Althea Development Update #43: Website refresh, support for more routers
Jehan and @scottwxrks have rounded out our website update over the past couple of weeks. We now have a map showing active Althea…
Jehan and @scottwxrks have rounded out our website update over the past couple of weeks. We now have a map showing active Althea deployments and interested users.
The goal is to help bring together people who may be interested in using Althea in an area as well as show our expansion as we get some of these locations actually online.
There’s a margin of error to prevent revealing home address of course, we only take city and zip.
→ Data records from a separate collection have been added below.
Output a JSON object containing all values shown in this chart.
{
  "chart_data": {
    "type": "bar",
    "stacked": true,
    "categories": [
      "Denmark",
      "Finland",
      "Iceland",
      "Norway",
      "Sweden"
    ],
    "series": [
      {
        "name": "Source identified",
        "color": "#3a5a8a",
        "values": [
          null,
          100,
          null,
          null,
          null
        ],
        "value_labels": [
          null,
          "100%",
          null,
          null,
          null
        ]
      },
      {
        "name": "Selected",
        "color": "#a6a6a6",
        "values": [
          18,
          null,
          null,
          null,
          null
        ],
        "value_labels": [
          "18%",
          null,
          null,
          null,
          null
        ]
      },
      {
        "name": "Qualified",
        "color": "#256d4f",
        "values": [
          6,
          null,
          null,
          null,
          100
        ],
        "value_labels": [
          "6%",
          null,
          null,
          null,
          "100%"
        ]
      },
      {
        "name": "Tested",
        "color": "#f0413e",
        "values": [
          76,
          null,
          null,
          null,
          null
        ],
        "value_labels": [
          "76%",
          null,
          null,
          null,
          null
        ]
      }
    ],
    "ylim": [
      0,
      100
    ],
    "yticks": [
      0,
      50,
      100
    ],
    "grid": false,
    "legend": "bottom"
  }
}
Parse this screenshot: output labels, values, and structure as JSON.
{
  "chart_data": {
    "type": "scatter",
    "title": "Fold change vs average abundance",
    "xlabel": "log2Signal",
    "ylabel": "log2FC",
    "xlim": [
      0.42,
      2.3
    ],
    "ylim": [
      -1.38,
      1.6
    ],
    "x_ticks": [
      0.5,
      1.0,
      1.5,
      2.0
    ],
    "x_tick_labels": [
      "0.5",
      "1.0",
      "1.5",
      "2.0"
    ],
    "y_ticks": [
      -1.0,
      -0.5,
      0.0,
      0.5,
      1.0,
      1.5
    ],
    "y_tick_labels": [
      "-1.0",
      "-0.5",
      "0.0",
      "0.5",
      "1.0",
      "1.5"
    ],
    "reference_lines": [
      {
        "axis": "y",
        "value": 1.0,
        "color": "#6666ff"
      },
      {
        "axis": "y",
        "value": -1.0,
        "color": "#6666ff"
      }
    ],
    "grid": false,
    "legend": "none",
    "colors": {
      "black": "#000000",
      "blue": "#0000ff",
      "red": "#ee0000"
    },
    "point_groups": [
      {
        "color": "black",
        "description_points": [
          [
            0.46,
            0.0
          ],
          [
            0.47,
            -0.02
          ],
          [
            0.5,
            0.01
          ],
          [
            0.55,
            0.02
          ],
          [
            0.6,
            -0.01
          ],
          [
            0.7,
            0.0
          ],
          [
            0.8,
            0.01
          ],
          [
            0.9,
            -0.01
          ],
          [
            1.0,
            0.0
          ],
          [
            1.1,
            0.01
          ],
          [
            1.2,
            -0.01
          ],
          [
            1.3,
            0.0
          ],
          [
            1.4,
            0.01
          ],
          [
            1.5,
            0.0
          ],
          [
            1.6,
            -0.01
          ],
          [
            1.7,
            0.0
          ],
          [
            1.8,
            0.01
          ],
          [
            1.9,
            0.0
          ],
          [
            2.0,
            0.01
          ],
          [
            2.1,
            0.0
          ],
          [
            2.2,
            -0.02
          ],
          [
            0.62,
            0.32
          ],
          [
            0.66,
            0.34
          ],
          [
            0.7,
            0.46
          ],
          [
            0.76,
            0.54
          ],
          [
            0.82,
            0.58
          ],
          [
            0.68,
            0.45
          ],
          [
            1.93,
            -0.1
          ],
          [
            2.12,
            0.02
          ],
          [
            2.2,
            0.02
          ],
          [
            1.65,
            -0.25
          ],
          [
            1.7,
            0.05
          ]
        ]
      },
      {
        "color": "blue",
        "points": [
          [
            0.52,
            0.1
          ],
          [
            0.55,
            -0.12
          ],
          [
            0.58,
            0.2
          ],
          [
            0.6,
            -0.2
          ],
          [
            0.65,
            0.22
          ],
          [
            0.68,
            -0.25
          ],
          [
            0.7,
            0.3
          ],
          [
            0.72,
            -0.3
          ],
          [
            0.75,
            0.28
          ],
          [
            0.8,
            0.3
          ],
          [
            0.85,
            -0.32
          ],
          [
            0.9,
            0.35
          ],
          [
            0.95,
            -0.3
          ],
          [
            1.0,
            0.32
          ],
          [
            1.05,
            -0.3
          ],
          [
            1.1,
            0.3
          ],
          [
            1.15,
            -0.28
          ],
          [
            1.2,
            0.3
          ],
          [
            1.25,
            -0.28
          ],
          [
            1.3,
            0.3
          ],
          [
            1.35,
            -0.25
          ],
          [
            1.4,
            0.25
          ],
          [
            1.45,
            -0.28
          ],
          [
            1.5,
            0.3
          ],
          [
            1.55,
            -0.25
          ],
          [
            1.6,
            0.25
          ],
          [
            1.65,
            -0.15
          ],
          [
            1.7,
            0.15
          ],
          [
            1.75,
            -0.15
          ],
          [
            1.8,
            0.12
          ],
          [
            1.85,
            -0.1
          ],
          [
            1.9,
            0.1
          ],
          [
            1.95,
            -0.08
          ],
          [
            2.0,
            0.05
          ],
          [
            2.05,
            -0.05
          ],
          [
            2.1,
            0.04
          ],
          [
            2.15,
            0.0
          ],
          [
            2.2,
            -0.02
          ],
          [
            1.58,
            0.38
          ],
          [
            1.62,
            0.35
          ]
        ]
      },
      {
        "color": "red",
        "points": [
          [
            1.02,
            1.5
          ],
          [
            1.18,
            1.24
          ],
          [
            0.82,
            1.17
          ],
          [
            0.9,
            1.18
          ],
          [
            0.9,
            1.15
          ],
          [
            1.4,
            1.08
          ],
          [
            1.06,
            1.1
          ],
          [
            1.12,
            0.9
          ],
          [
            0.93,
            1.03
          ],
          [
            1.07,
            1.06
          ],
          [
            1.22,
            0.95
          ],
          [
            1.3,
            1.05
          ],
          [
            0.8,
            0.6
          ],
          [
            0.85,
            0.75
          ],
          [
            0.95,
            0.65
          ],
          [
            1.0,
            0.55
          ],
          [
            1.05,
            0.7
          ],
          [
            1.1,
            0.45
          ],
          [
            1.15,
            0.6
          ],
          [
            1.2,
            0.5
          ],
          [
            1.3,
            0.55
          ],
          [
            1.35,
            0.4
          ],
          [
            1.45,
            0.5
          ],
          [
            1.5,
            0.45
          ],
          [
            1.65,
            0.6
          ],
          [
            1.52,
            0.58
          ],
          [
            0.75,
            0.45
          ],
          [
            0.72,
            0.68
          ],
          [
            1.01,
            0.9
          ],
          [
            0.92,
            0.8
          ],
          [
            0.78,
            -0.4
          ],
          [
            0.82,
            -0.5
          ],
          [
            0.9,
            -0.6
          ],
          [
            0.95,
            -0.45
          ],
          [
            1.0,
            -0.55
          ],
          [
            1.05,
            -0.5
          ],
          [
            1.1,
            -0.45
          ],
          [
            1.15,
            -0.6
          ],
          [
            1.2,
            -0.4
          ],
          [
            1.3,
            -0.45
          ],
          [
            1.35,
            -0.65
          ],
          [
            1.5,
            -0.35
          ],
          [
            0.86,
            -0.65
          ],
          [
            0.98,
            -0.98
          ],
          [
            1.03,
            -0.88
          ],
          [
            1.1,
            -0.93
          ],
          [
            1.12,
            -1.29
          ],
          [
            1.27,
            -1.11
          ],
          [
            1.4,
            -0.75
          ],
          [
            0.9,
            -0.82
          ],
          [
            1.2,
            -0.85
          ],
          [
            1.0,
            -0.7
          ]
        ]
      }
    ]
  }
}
It’s probably a little premature considering snow and the need for a taller pole has delayed the first few users in Clatskanie and I shipped routers to the other two deployments just today. But I’ll consider deployments with gear on roofs to be ‘active’ for now.
In our last update we shipped our first devices, I had been growing concerned with our dependence on these WD n600’s and n750’s especially as we began to realize some of their performance limitations.
Using Babel’s excellent in kernel forwarding design even the bargain bin n600 can hit line rate and mesh at 100mbps on several ports. But the encryption overhead for the Wireguard tunnel is non trivial and peters out at about 30mbps. Exactly why is a bit of a performance mystery, there’s about 50% free CPU time but no tuning I can find seems to improve it. Not bad for $16, but there’s untapped potential there.
What this means right now for Clatskine users is that they can resell to two other homes before they even cut into their own bandwidth.
In the search for better hardware the firmware builder now has support for the GL-AR750, Edgerouter X, and UniFi Lite. The AR750 was disappointing, for $25 it mirrors the performance of the n600’s since they share a chipset. The Edgerouter on the other hand makes a great Althea device, with gigabit speeds on the mesh and about 600mbps over Wireguard. The Lite is somewhat harder to test conclusively with the involvement of WiFi but breaches 200mbps over WireGuard easily enough for me to be unconcerned.
While the Edgerouter is great for network backbone tasks it’s lack of WiFI eliminate it from the running as an ideal home device. The UniFi lite has the opposite issue, great wifi, but with only one Ethernet port it won’t satisfy power users or have a ‘plug and play’ resale capability.
The quest for a under $100 device with no performance compromises continues.
On the software side the billing daemon is coming along nicely. I’ve been working on integrating some more bootstrapping support into it as we try and bridge the gap between the development and testing environment and our real operating platform on the routers.
WireGuard is once again a major focus of concentration here, by design WireGuard requires out of band key exchange and ip address assignment, in exchange for this you get great speed, simplicity, and other security properties but it’s something of a pain right now to setup a new device.
Currently a device is flashed with a blank firmware and is then customized by running a shell scrip at first boot. This shell script then drops the required credentials to be sent to the WireGuard server (currently via copy and paste), while this works it complicates the flashing process.
Making the flashing process simpler is a long term project with the eventual goal of a push button ‘install Althea’ application. While maybe still not end user accessible it would be great if the people setting up Althea on the ground could easily flash devices from the box instead of us having to ship them around.